You declared a and b as object which is a reference type and not a value type. So with a==b you are comparing references of objects (which will be different) rather than the values.
System.Object.operator==() will call a.Equals(b) to determine if a and b are equal
This is simply not true. If that were the case then you'd have a == b returning true, since a.Equals(b) returns true. Equals is a virtual method, so it doesn't matter that int values are boxed; if you call a.Equals, that compiles to a callvirt and the vtable is used.
So the static == operator does not use a.Equals(b) internally. It tests for reference equality by default. It only does otherwise if the static == operator has been overloaded for the types in the expression as they are declared at compile time.

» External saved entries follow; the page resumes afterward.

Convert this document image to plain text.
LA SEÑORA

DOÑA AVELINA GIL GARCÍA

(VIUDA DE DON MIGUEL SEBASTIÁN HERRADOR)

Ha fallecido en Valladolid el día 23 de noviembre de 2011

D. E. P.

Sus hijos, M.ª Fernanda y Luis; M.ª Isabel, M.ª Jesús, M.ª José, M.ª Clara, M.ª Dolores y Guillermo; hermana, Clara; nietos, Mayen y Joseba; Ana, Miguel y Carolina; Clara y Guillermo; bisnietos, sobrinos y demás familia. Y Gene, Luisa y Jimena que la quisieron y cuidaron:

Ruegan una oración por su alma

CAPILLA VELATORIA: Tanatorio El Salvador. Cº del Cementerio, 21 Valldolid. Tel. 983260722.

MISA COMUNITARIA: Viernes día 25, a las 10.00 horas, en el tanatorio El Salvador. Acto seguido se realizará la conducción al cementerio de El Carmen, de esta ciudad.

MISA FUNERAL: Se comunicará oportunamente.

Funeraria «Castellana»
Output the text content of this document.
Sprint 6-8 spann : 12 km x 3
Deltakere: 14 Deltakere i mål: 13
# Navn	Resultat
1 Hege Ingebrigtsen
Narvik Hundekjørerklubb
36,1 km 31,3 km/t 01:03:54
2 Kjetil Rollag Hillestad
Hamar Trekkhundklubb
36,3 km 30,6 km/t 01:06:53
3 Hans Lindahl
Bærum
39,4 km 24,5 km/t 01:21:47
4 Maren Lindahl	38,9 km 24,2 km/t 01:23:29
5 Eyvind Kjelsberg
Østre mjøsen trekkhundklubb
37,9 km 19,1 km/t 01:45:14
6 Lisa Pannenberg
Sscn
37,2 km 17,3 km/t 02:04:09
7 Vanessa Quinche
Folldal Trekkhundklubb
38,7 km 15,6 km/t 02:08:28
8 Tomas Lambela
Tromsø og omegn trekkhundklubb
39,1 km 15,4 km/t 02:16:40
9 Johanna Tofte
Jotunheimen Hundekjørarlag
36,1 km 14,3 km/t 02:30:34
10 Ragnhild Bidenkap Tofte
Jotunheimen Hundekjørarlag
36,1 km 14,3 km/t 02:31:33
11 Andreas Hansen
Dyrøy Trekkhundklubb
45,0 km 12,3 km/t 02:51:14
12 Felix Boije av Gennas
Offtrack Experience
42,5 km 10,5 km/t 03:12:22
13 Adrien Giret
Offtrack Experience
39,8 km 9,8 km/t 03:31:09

System.Object does not overload ==, so a == b just tests for reference equality (and returns false). Since operator overloading is implemented as a static method, it's not virtual.
Object.Equals, on the other side, is specified as follows:
The default implementation of Equals supports reference equality for reference types, and bitwise equality for value types. Reference equality means the object references that are compared refer to the same object. Bitwise equality means the objects that are compared have the same binary representation.
Since a and b have the same binary representation, Object.Equals(a, b) returns true.